What percentage of your visits are coming from search queries? Would you like more? When they find you, do they bounce away just as quickly?
If you want more people to find your site via search engines, you have to do a better job packaging your content. If you want them to stay, you need to make sure the important stuff is “front-loaded”.
Let’s look at a very popular story today on the News & Observer’s site about UNC’s basketball championship last night. The title of the article is: “Not even close: UNC rolls to title”. The headline is the #1 story on their homepage.
Let’s look at a few different ways to view that headline.
From a pure search perspective, the only word in it that may get searched this morning is UNC. Nowhere in the headline are other words that will show up in searches, like tournament, ncaa, basketball, tar heels, michigan, detroit, college.
For a print newspaper, that title works fine, but not on the web. There is reams of research that shows you only a word or two to grab someone’s attention. Jakob Nielsen’s recent article suggests you have 11 characters. If you chopped all your headlines down to 11 characters, would your readers still understand what you are trying to say? In the example above: “Not even cl” = FAIL, we have no idea what that link is going to be about.
There’s no reason professional writers and editors should be making a mistake like that, it’s a simple change to get; “UNC wins title: not even close”. The first 11 characters: “UNC wins ti” gives you a pretty good idea of what the link is about.
When a visitor clicks on the link to go to the full story, the CMS injects the headline into the title tag of the page, meaning they’ve just increased the amount of “lame” in that headline by a factor of 2. For the search engines, the page title holds a lot of weight.
The funny part of the News & Observers weak headline is that their sub-headline is much better: “North Carolina sets records in building a 55-34 halftime lead, then holds off Michigan State to win its second NCAA championship in five seasons”.
Moving on to the second half of the equation, bounce rate. Visitors will bounce when they get to your page and it’s not what they want/expect/need/or it’s just lame looking. In this case, Google’s research shows that you have roughly 8 seconds to grab their attention. Let’s go back to the example. Here’s about what you get in 8 seconds, “DETROIT — As he went down the bench, alternately pumping a fist and hugging his teammates with a minute left Monday night, you could see it…”. Did that grab you? There is also some small color and black & white photos rotating within the story.
Once again, would work fine in print, but not so great on the web. It just seems a little flat to me, but I know my friends who are Tar Heels will tell me there’s nothing flat about a UNC championship story.
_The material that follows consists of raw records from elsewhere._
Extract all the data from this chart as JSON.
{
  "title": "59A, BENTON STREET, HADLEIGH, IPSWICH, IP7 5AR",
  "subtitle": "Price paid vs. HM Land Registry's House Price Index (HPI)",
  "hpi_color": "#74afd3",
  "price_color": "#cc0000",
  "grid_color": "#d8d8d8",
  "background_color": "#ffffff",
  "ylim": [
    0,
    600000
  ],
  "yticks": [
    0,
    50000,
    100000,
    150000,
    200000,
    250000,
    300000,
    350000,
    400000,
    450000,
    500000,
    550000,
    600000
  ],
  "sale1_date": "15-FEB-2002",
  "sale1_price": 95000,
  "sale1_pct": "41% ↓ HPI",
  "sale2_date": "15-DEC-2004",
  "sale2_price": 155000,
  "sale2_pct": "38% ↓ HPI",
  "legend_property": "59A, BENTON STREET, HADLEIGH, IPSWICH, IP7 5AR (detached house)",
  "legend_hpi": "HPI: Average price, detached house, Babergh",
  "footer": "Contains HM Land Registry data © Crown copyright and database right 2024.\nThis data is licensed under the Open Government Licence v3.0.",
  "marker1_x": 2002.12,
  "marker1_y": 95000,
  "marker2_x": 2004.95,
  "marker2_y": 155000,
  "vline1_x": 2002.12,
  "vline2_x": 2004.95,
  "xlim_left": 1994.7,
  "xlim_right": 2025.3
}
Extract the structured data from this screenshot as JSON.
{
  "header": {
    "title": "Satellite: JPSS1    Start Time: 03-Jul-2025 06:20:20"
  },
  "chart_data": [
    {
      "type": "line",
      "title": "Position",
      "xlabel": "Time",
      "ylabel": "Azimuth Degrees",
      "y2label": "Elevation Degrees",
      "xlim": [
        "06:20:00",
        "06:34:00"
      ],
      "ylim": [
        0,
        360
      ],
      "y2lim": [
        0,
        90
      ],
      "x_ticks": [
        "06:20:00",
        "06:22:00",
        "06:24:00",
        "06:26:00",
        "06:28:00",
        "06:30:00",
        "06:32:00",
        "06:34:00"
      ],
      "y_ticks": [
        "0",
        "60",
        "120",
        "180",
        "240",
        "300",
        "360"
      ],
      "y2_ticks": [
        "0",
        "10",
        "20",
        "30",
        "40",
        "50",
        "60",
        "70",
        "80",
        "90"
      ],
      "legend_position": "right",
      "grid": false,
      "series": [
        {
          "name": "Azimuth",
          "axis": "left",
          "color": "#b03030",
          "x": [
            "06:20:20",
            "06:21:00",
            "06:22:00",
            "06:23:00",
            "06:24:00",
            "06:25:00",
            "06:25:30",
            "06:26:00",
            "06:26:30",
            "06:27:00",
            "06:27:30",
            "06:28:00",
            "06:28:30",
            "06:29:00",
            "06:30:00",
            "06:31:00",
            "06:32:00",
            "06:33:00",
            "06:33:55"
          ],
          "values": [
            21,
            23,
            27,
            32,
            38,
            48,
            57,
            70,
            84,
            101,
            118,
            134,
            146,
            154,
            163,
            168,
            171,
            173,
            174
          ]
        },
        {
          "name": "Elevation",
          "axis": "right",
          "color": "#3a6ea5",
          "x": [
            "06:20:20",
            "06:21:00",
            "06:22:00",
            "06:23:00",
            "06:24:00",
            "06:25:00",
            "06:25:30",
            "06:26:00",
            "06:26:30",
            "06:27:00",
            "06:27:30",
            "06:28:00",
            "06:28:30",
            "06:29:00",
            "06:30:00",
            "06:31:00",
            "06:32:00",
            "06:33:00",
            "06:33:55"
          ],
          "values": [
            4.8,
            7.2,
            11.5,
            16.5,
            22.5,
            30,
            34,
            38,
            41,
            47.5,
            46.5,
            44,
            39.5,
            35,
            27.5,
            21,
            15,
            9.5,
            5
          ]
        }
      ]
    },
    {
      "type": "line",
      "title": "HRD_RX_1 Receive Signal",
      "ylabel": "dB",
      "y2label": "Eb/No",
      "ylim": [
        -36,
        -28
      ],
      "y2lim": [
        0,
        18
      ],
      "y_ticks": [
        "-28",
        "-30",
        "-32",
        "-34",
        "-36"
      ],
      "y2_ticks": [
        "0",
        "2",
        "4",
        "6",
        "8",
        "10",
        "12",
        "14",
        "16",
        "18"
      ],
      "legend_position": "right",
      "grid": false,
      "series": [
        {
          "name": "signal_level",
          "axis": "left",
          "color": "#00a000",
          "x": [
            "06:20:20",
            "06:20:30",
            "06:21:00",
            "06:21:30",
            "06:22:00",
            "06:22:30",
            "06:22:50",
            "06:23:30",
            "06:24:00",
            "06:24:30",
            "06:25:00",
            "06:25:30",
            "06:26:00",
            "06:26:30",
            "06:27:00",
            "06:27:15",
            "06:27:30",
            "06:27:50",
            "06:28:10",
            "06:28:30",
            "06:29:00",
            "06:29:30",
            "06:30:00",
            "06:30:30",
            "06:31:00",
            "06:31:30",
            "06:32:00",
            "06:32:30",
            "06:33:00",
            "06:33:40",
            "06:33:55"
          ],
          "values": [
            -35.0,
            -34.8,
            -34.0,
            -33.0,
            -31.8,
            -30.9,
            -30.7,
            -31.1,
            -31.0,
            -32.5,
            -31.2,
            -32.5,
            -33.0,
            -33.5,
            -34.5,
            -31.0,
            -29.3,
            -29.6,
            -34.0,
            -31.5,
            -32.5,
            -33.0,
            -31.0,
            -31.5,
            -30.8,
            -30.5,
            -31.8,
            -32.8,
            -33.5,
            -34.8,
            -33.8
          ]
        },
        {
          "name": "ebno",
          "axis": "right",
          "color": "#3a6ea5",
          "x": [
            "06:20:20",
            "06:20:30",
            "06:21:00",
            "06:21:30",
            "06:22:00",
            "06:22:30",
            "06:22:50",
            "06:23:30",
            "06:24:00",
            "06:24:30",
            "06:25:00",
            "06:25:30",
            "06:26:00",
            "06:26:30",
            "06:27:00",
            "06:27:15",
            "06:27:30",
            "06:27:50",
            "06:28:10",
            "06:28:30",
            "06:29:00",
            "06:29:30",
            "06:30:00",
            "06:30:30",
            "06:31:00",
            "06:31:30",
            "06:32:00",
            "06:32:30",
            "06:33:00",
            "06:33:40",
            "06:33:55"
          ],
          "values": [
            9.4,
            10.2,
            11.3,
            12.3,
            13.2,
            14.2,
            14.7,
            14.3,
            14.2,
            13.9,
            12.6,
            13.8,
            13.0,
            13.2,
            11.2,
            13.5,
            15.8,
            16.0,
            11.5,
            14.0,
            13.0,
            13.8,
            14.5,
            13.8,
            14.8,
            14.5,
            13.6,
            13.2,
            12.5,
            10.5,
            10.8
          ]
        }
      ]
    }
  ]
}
If the N&O had me on the payroll to advise them on SEO, I would have set up a special NCAA Tournament section 2 months ago. I would have been pouring small stories into it that were optimized for all the keywords March Madness generates. I would have been trying to tap into the craziness of the NC State, Duke and UNC fans. Getting them to text back updates from the tournament. Upload photos, tweets, facebook status updates and anything else that would overwhelm other tournament coverage sites (especially for ACC teams).
It’s not rocket science, it’s thinking about your content is a particular way. Our brains are processing information from left to right – so start thinking left to right when you’re composing.